Bonjour Laurent et merci pour ce témoignage. Le centre est plutôt un carrefour qu'un clan, un centre-ville qu'un château fort ! Pour cette raison beaucoup de gens ont du mal à en voir les contours (et moi-même jusqu'en 2001 !). Et y voient, comme tu le dis, des partis de personnes, alors que la tradition politique du centre est presque constante (bien plus, en tout cas, que celles de la droite ou de la gauche) depuis plus d'un siècle, donc bien au-delà des personnalités.
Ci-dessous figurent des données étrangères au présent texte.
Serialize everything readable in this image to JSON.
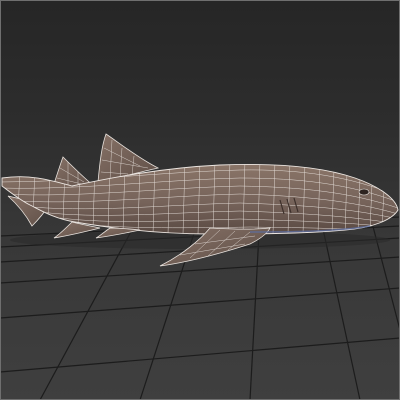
{
  "viewport": {
    "background": "#333333",
    "grid_color": "#1a1a1a",
    "model": {
      "subject": "shark",
      "display_mode": "textured-wireframe",
      "surface_color": "#7d6a60",
      "wire_color": "#e6e0dc"
    }
  }
}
Il y a deux définitions possibles :
Les deux se rejoignent parfaitement, amha, dans la définition qu'en donne Barack Obama : "The belief in each other - that's what made me a Democrat".
Bonjour FrédéricLN,
Si j'essaye de résumer autrement votre pensée, vous êtes d'accord pour dire qu'il y a deux centres:
- le "centre géographique", en tant que positionnement sur l'échiquier politique, que nous appelons tous les deux "centre".
- le "centre idéologique", en tant que famille politique, que je n'appelle pas "centre" mais que vous vous appelez "centre" par défaut, parce que le mot démocrate/démocratisme n'a pas pris.
Pourquoi n'appelle-je pas "centre" le centre idéologique?
1) afin, précisément, de le différencier du "centre géographique".
2) parce que c'est en réalité selon moi la cohabitation de représentants de plusieurs familles idéologiques dans le contexte notamment de l'élection du président de la République au suffrage universel direct: la création du Centre démocrate (1965-66), la partition du Centre démocrate (1969) puis du Parti radical (1971-72), la création de l'UDF (1978), la création de l'UMP (2002), la fragmentation de l'UDF (2002-2007) n'ont pas avant tout une base idéologique mais une base stratégique (positionnement à droite/au centre/à gauche, soutien à tel candidat à l'élection présidentielle). Bien entendu, il y a un minimum de convergences idéologiques, mais tous ces partis ne représentent pas une famille idéologique reconnue (d'où le fait que le démocratisme n'existe pas dans les ouvrages de science politique et d'histoire des idées politiques...).
Que vos propositions ne soient pas très "audibles" est hélas une triste réalité; je persiste cependant à dire que "justice", "responsabilité", etc. ne peuvent être revendiquées: ces mots vont trop haut pour qu'on les saisisse et les attache à une institution. "On reconnaît l'arbre à ses fruits"; de même on reconnaît la justice, la responsabilité au travers des actes, ce qui demande du temps et de l'attention, deux ressources rares aujourd'hui en notre monde de vitesse.
Cela étant dit, ma propre appartenance au CJD m'a montré combien la démarche est difficile; et encore n'avons-nous aucun suffrage à gagner; même si nous aimerions être d'avantage entendus.